We’ve seen a trend for agencies to move towards becoming content marketing agencies with a broader view of digital marketing, rather than specifically focusing on SEO. Do you think your focus on SEO is slightly out-dated?

We probably have around 15 of our 80 customers doing SEO, then we have a large majority doing paid search, Google Shopping, remarketing, or display.

We then have a PR model that we use in conjunction with another company for more integrated projects, so I completely agree with you.

I think SEO as we know it is slowing down or certainly changing.

With the constant algorithm updates from Google you have to have a full solution to the way you go to market.

That might be keeping your website and social up to date and running it with a remarketing and Google Adwords campaign. 

I think that approach is more sound than any other.

One of our followers asked how you would evaluate a site hit by the Penguin update. But I’m assuming if you’re not the expert that’s not a question you’d be able to answer?

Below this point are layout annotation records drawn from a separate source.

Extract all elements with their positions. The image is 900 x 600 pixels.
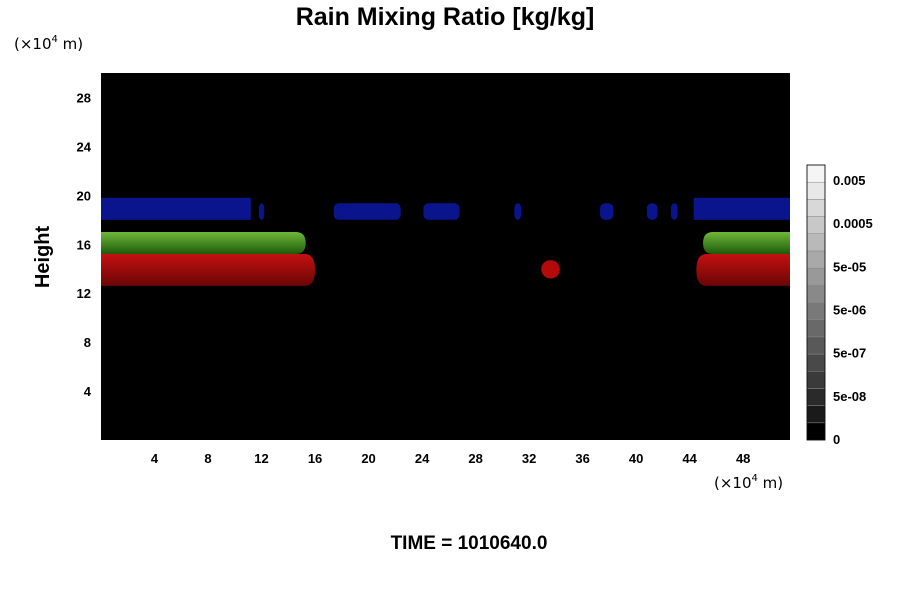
x-tick-label: 44 xyxy=(682,451,697,466)
y-tick-label: 28 xyxy=(77,90,91,105)
x-tick-label: 24 xyxy=(415,451,430,466)
colorbar-level xyxy=(806,422,826,441)
region-red-band-left xyxy=(101,254,316,286)
y-tick-label: 16 xyxy=(77,237,91,252)
colorbar-level xyxy=(806,353,826,372)
colorbar-level xyxy=(806,285,826,303)
colorbar-level xyxy=(806,267,826,286)
region-blue-band-segment xyxy=(646,203,658,220)
colorbar-level xyxy=(806,181,826,200)
x-unit-label: (×104 m) xyxy=(714,473,783,492)
x-tick-label: 32 xyxy=(522,451,536,466)
colorbar xyxy=(806,164,826,441)
region-green-band-right xyxy=(703,232,790,255)
y-axis-label: Height xyxy=(32,226,54,289)
x-scale-exponent: 4 xyxy=(752,473,758,484)
y-tick-label: 8 xyxy=(84,335,91,350)
colorbar-level xyxy=(806,405,826,424)
y-tick-label: 4 xyxy=(84,384,92,399)
x-unit: m xyxy=(763,474,778,492)
colorbar-level xyxy=(806,336,826,355)
colorbar-tick-label: 5e-07 xyxy=(833,346,866,361)
x-tick-label: 48 xyxy=(736,451,750,466)
x-tick-label: 12 xyxy=(254,451,268,466)
x-tick-label: 8 xyxy=(204,451,211,466)
colorbar-frame xyxy=(806,164,826,441)
y-tick-label: 24 xyxy=(77,139,92,154)
y-tick-label: 20 xyxy=(77,188,91,203)
region-blue-band-segment xyxy=(600,203,614,220)
colorbar-level xyxy=(806,371,826,389)
region-blue-band-segment xyxy=(514,203,522,220)
colorbar-tick-label: 0.005 xyxy=(833,173,866,188)
colorbar-tick-label: 5e-05 xyxy=(833,259,866,274)
y-tick-label: 12 xyxy=(77,286,91,301)
colorbar-tick-label: 5e-06 xyxy=(833,303,866,318)
x-tick-label: 16 xyxy=(308,451,322,466)
region-green-band-left xyxy=(101,232,306,255)
colorbar-tick-label: 5e-08 xyxy=(833,389,866,404)
colorbar-level xyxy=(806,250,826,269)
y-unit-label: (×104 m) xyxy=(14,34,83,53)
colorbar-level xyxy=(806,302,826,320)
x-tick-label: 36 xyxy=(575,451,589,466)
data-regions xyxy=(101,197,790,286)
chart-title: Rain Mixing Ratio [kg/kg] xyxy=(296,3,595,31)
region-blue-band-segment xyxy=(258,203,265,220)
x-tick-label: 40 xyxy=(629,451,643,466)
colorbar-level xyxy=(806,388,826,406)
x-scale-prefix: (×10 xyxy=(714,474,752,492)
y-scale-exponent: 4 xyxy=(52,34,58,45)
y-scale-prefix: (×10 xyxy=(14,35,52,53)
region-red-blob xyxy=(541,260,560,279)
region-blue-band-segment xyxy=(423,203,460,220)
colorbar-tick-labels: 0.005 0.0005 5e-05 5e-06 5e-07 5e-08 0 xyxy=(833,173,873,447)
x-tick-label: 28 xyxy=(468,451,482,466)
region-blue-band-segment xyxy=(693,197,790,220)
region-blue-band-segment xyxy=(333,203,401,220)
time-label: TIME = 1010640.0 xyxy=(391,533,548,554)
colorbar-level xyxy=(806,233,826,252)
colorbar-tick-label: 0.0005 xyxy=(833,216,873,231)
region-blue-band-segment xyxy=(101,197,251,220)
colorbar-level xyxy=(806,164,826,183)
y-tick-labels: 4 8 12 16 20 24 28 xyxy=(77,90,92,399)
colorbar-tick-label: 0 xyxy=(833,432,840,447)
x-tick-label: 20 xyxy=(361,451,375,466)
y-unit: m xyxy=(63,35,78,53)
colorbar-level xyxy=(806,216,826,234)
colorbar-level xyxy=(806,319,826,338)
region-red-band-right xyxy=(696,254,790,286)
colorbar-level xyxy=(806,199,826,217)
x-tick-labels: 4 8 12 16 20 24 28 32 36 40 44 48 xyxy=(151,451,751,466)
region-blue-band-segment xyxy=(670,203,678,220)
x-tick-label: 4 xyxy=(151,451,159,466)
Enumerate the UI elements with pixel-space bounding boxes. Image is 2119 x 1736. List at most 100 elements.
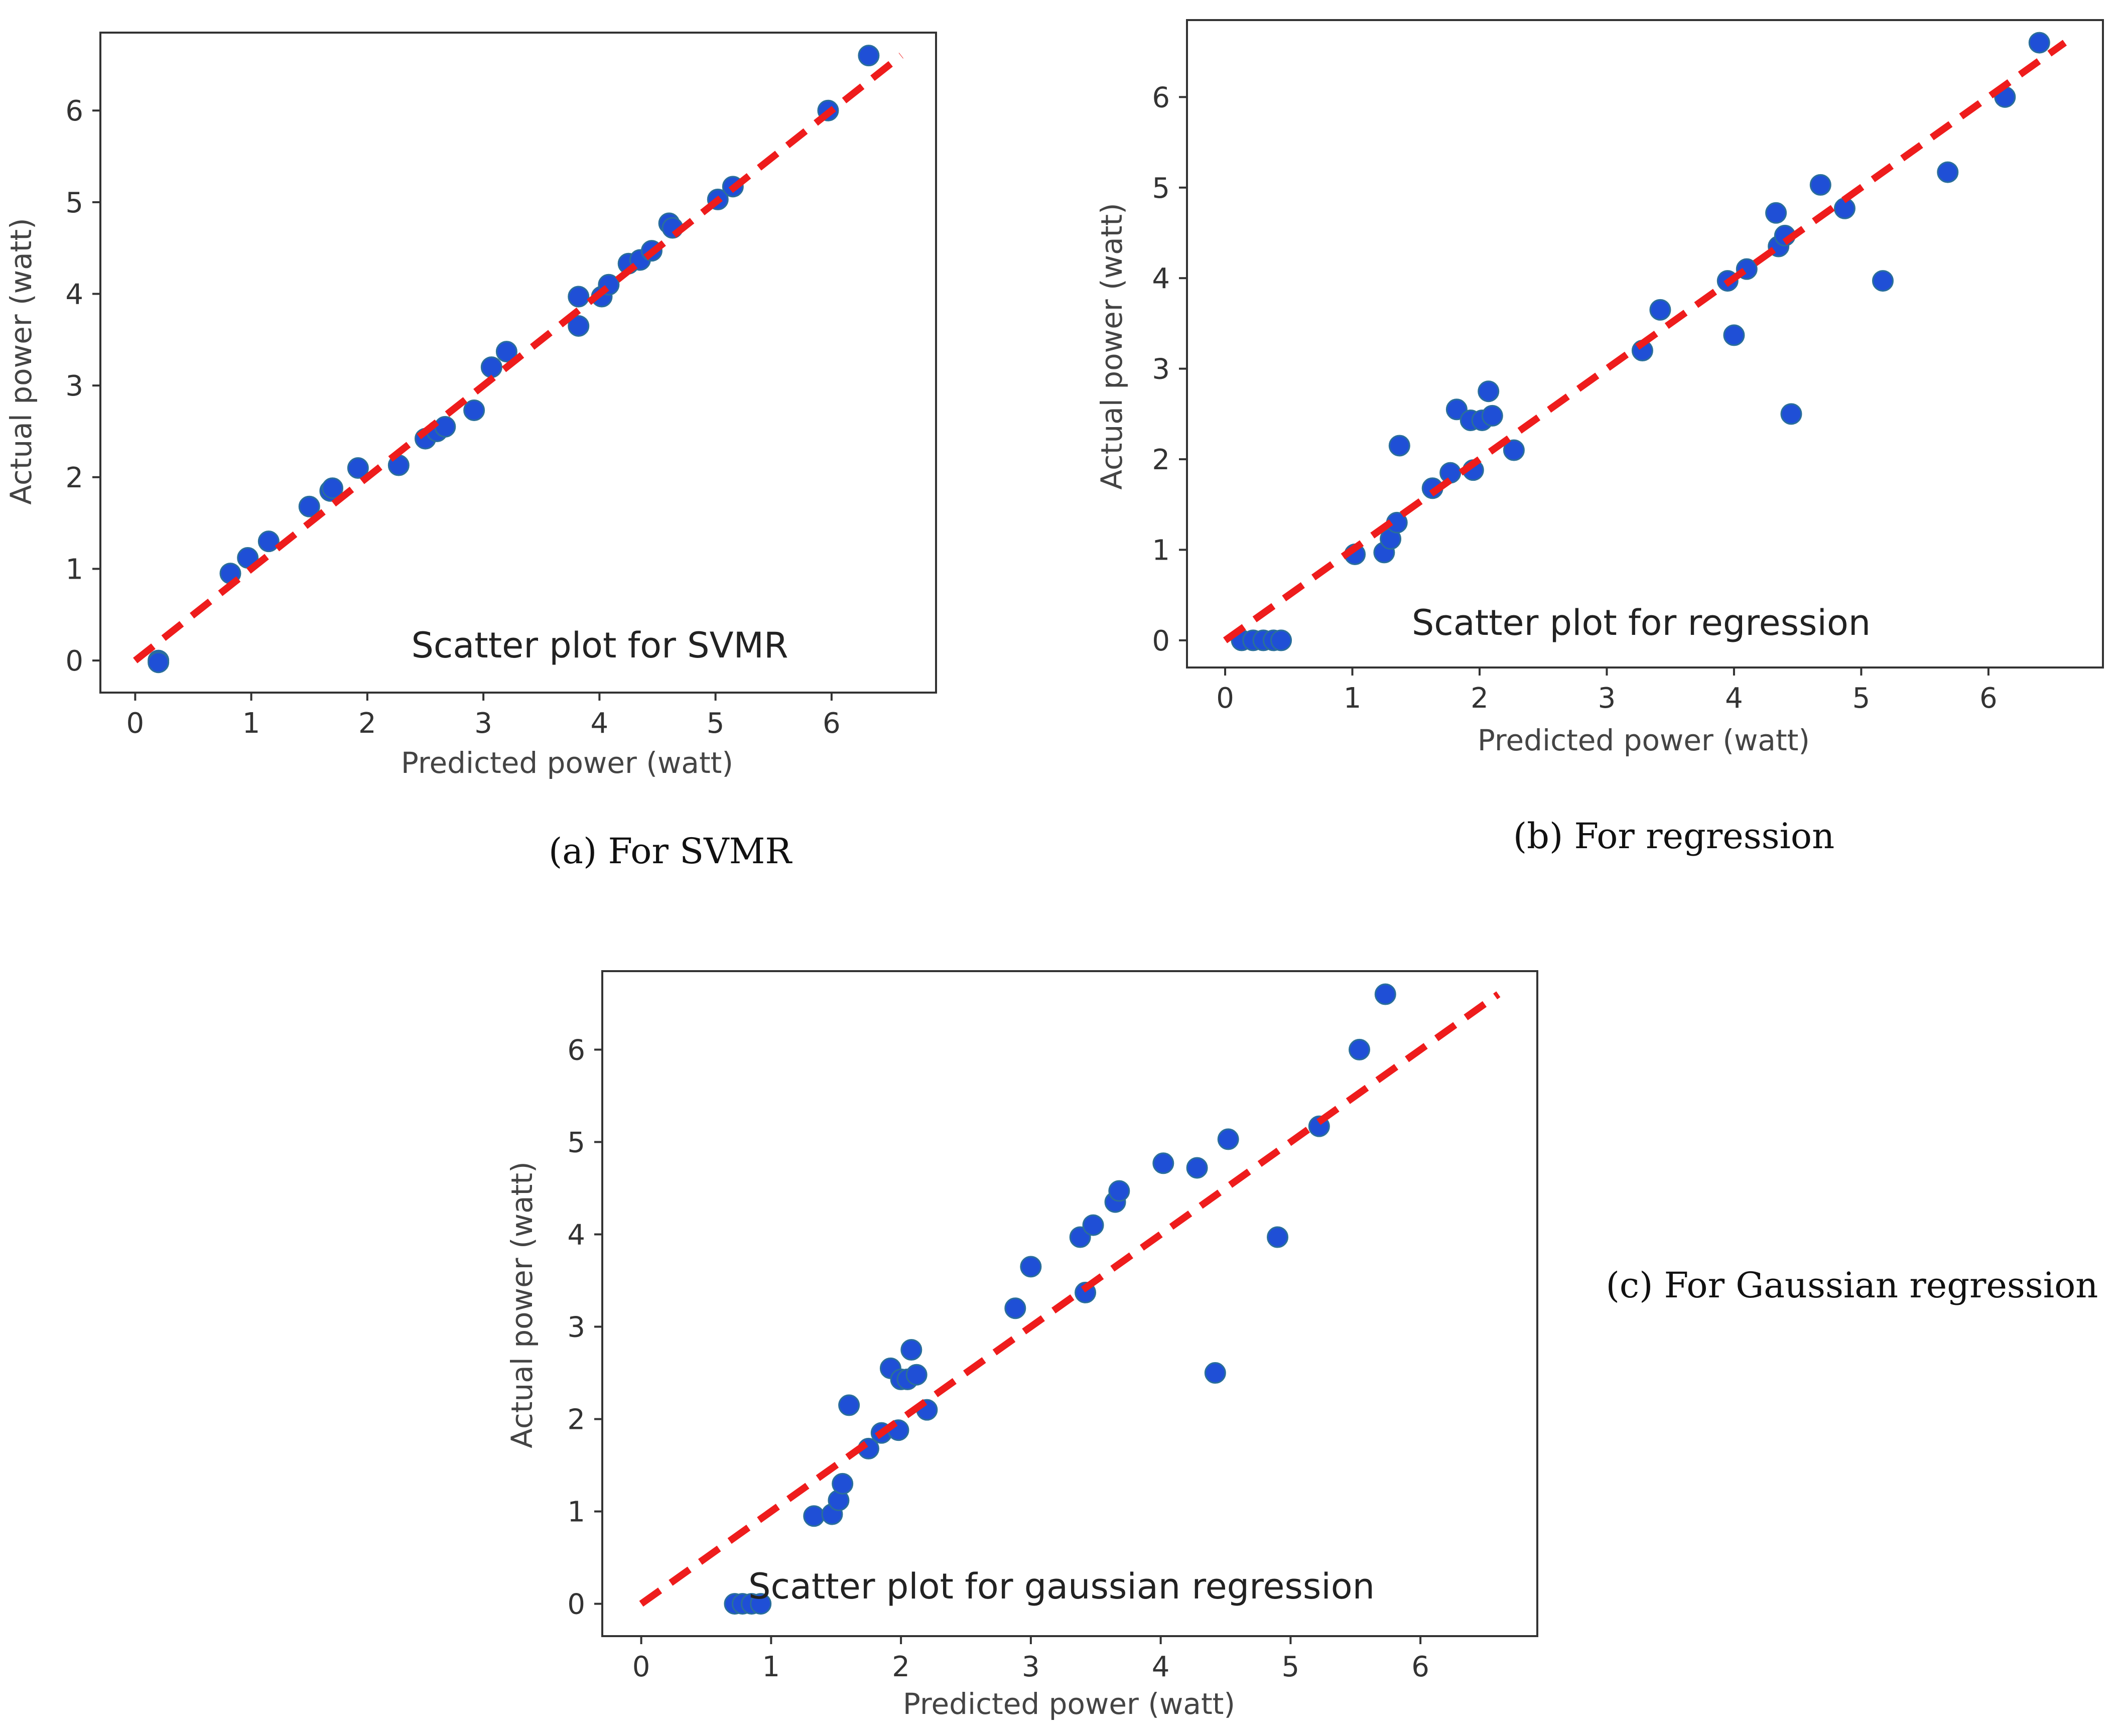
y-tick-label: 5 [1152, 172, 1170, 205]
y-tick-label: 2 [1152, 444, 1170, 476]
x-tick-label: 0 [632, 1651, 650, 1683]
y-tick-label: 1 [567, 1496, 585, 1529]
y-tick-label: 4 [1152, 262, 1170, 295]
data-point [905, 1364, 928, 1386]
figure-caption: (b) For regression [1513, 816, 1834, 857]
y-tick-label: 0 [1152, 625, 1170, 657]
y-tick-label: 3 [1152, 353, 1170, 386]
data-point [1388, 435, 1410, 457]
y-tick-label: 2 [65, 462, 83, 494]
data-point [1186, 1157, 1208, 1179]
y-tick-label: 0 [567, 1588, 585, 1621]
data-point [838, 1394, 860, 1416]
plot-frame [601, 970, 1538, 1637]
y-tick-label: 2 [567, 1404, 585, 1436]
y-axis-label: Actual power (watt) [4, 218, 38, 505]
x-tick-label: 3 [474, 707, 492, 740]
data-point [1503, 439, 1525, 461]
y-tick-label: 3 [567, 1311, 585, 1344]
data-point [1809, 174, 1831, 196]
data-point [1270, 629, 1292, 651]
data-point [568, 286, 590, 308]
y-tick-label: 5 [567, 1126, 585, 1159]
data-point [1374, 983, 1396, 1005]
x-tick-label: 5 [707, 707, 725, 740]
reference-line [133, 53, 903, 663]
chart-panel-1: 0 1 2 3 4 5 6 0 1 2 3 4 5 6 Predicted power (watt) Actu… [1095, 19, 2104, 857]
x-tick-label: 6 [823, 707, 841, 740]
x-tick-label: 4 [1725, 682, 1743, 715]
x-tick-label: 4 [591, 707, 609, 740]
data-point [1108, 1180, 1130, 1202]
data-point [1439, 462, 1462, 484]
data-point [257, 530, 280, 553]
data-point [1217, 1128, 1239, 1150]
figure-caption: (c) For Gaussian regression [1606, 1265, 2098, 1306]
x-tick-label: 6 [1411, 1651, 1429, 1683]
reference-line [639, 991, 1501, 1607]
y-tick-label: 6 [567, 1034, 585, 1066]
y-tick-label: 6 [1152, 81, 1170, 114]
data-point [1872, 270, 1894, 292]
x-tick-label: 0 [1216, 682, 1234, 715]
plot-annotation: Scatter plot for SVMR [411, 625, 788, 666]
y-axis-label: Actual power (watt) [505, 1161, 539, 1448]
x-tick-label: 1 [1344, 682, 1362, 715]
x-tick-label: 4 [1152, 1651, 1170, 1683]
plot-annotation: Scatter plot for regression [1412, 602, 1871, 643]
data-point [1267, 1226, 1288, 1248]
x-tick-label: 2 [358, 707, 376, 740]
y-tick-label: 6 [65, 95, 83, 127]
data-point [1649, 299, 1671, 321]
data-point [347, 457, 369, 479]
x-tick-label: 3 [1022, 1651, 1040, 1683]
y-tick-label: 1 [1152, 534, 1170, 567]
data-point [1349, 1038, 1371, 1060]
data-point [1765, 202, 1787, 224]
data-point [463, 399, 485, 421]
x-axis-label: Predicted power (watt) [401, 746, 733, 780]
y-tick-label: 5 [65, 187, 83, 219]
x-tick-label: 2 [1471, 682, 1489, 715]
x-tick-label: 5 [1282, 1651, 1300, 1683]
data-point [1478, 380, 1500, 403]
figure-caption: (a) For SVMR [549, 831, 792, 872]
data-point [480, 356, 502, 378]
y-tick-label: 0 [65, 645, 83, 678]
data-point [298, 495, 320, 517]
y-axis-label: Actual power (watt) [1095, 203, 1129, 490]
data-point [1723, 324, 1745, 346]
x-tick-label: 1 [762, 1651, 780, 1683]
data-point [1204, 1362, 1226, 1384]
plot-annotation: Scatter plot for gaussian regression [748, 1566, 1375, 1607]
data-point [1082, 1214, 1104, 1236]
plot-frame [99, 32, 937, 694]
x-tick-label: 1 [242, 707, 260, 740]
y-tick-label: 3 [65, 370, 83, 403]
y-tick-label: 4 [65, 279, 83, 311]
x-axis-label: Predicted power (watt) [903, 1687, 1235, 1721]
y-tick-label: 1 [65, 553, 83, 586]
data-point [148, 651, 170, 674]
data-point [1937, 161, 1959, 183]
data-point [322, 477, 343, 499]
data-point [900, 1339, 922, 1361]
data-point [1152, 1152, 1174, 1174]
data-point [832, 1473, 854, 1495]
reference-line [1223, 40, 2067, 643]
x-tick-label: 5 [1852, 682, 1871, 715]
data-point [2028, 32, 2050, 54]
data-point [1780, 403, 1802, 425]
data-point [1020, 1256, 1042, 1278]
data-point [1481, 405, 1503, 427]
data-point [495, 341, 517, 363]
x-tick-label: 0 [126, 707, 145, 740]
x-tick-label: 3 [1598, 682, 1616, 715]
data-point [1004, 1297, 1026, 1319]
x-tick-label: 2 [892, 1651, 910, 1683]
data-point [434, 416, 456, 438]
data-point [858, 45, 880, 67]
chart-panel-2: 0 1 2 3 4 5 6 0 1 2 3 4 5 6 Predicted power (watt) Actu… [505, 970, 2098, 1721]
x-axis-label: Predicted power (watt) [1478, 723, 1810, 757]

Well look, Penguin as an update was based around the link-building algorithm and analysis would be purely based on scanning the site comprehensively for negative links and making sure to disavow those you don’t want.

But like you said, I’ve got a team of people with years of experience and the tools to do this.

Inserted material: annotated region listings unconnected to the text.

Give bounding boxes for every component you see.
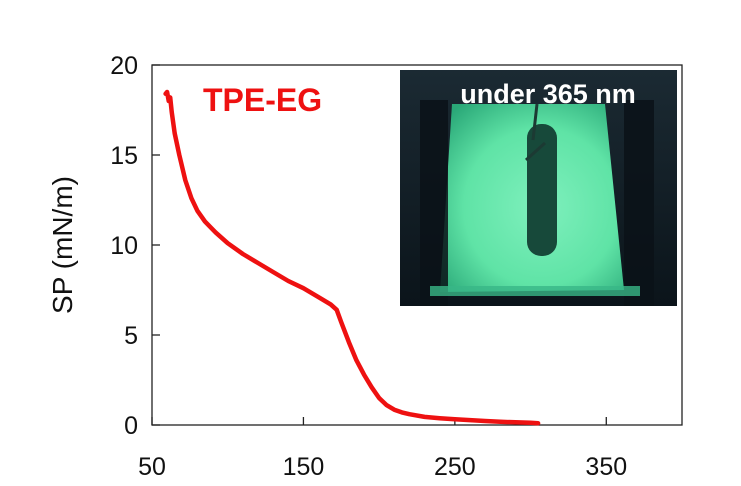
axis-ticks bbox=[151, 64, 607, 426]
series-line-tpe-eg bbox=[163, 89, 541, 426]
x-tick-label: 350 bbox=[585, 453, 627, 481]
y-tick-label: 5 bbox=[124, 322, 138, 350]
series-points bbox=[165, 91, 539, 424]
x-tick-labels: 50 150 250 350 bbox=[138, 453, 627, 481]
inset-slot bbox=[527, 124, 557, 256]
inset-photo: under 365 nm bbox=[400, 70, 677, 306]
y-tick-label: 0 bbox=[124, 412, 138, 440]
y-axis-title: SP (mN/m) bbox=[47, 176, 78, 314]
x-tick-label: 150 bbox=[283, 453, 325, 481]
inset-wire bbox=[531, 103, 539, 141]
y-tick-label: 10 bbox=[110, 232, 138, 260]
y-tick-label: 15 bbox=[110, 142, 138, 170]
x-tick-label: 50 bbox=[138, 453, 166, 481]
inset-bottom-edge bbox=[430, 286, 640, 296]
inset-wire-hook bbox=[524, 141, 547, 162]
inset-right-bar bbox=[624, 100, 654, 306]
x-tick-label: 250 bbox=[434, 453, 476, 481]
inset-caption: under 365 nm bbox=[460, 79, 636, 109]
y-tick-labels: 0 5 10 15 20 bbox=[110, 52, 138, 440]
inset-left-bar bbox=[420, 100, 448, 306]
y-tick-label: 20 bbox=[110, 52, 138, 80]
series-label-tpe-eg: TPE-EG bbox=[203, 82, 322, 118]
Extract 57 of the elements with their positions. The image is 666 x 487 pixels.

My knowledge is somewhat better than most people you meet in the street, but in terms of analysing the impact of Penguin or Panda, I know enough to hold a conversation but it wouldn’t be up to me to go in and implement it.

What is your opinion on link building and whether recent updates have made it a less valuable tactic?

I’m seeing a number of things from the bigger campaigns I’m running.

Link building used to be the most effective way to gain search rankings, then content became the king, and now what I’m seeing is that some of the bigger companies we work with will come to us and only want nine new links but they’ll tell us exactly where they want them from.

I think link building is extremely important if you get the right links. It’s best to focus on quality over quantity and combine it with content that’s relevant for those links as well.

There’s been a lot of interest around your brand name. Did you check that the domain name was available before you chose the name Climb Online?

There are a lot of things about the Apprentice that people don’t know.

I submitted 100 potential company names before I went into the show, but when you’re on the Apprentice you’re not allowed a laptop or access to the internet.

So I had submitted the name Climb Online and the team came back to me and told me it was available, so we went with that.

I think about 8m people watched the final episode and the name they heard uttered for 60 minutes was Climb Online, so as a branding exercise I think it would’ve been negative to change the name of the company.

Also we already owned the trademarks for ‘Climb’ and ‘Online’ in regards to climbing search rankings.

SEOs can be quite vocal about their industry. Have you been surprised by their reaction to you?

The thing is that SEO is only one part of our business and it wasn’t even part of my original business plan. It’s something we skimmed over on the show and has become a huge talking point ever since.

We also focus on other industries like web development, PPC or display but they don’t seem to get involved with the hype as much.

We do have SEO campaigns though and yes the industry has been quite vocal about us, but I am proud to be part of the industry and I want to help the businesses in it as well as the industry itself.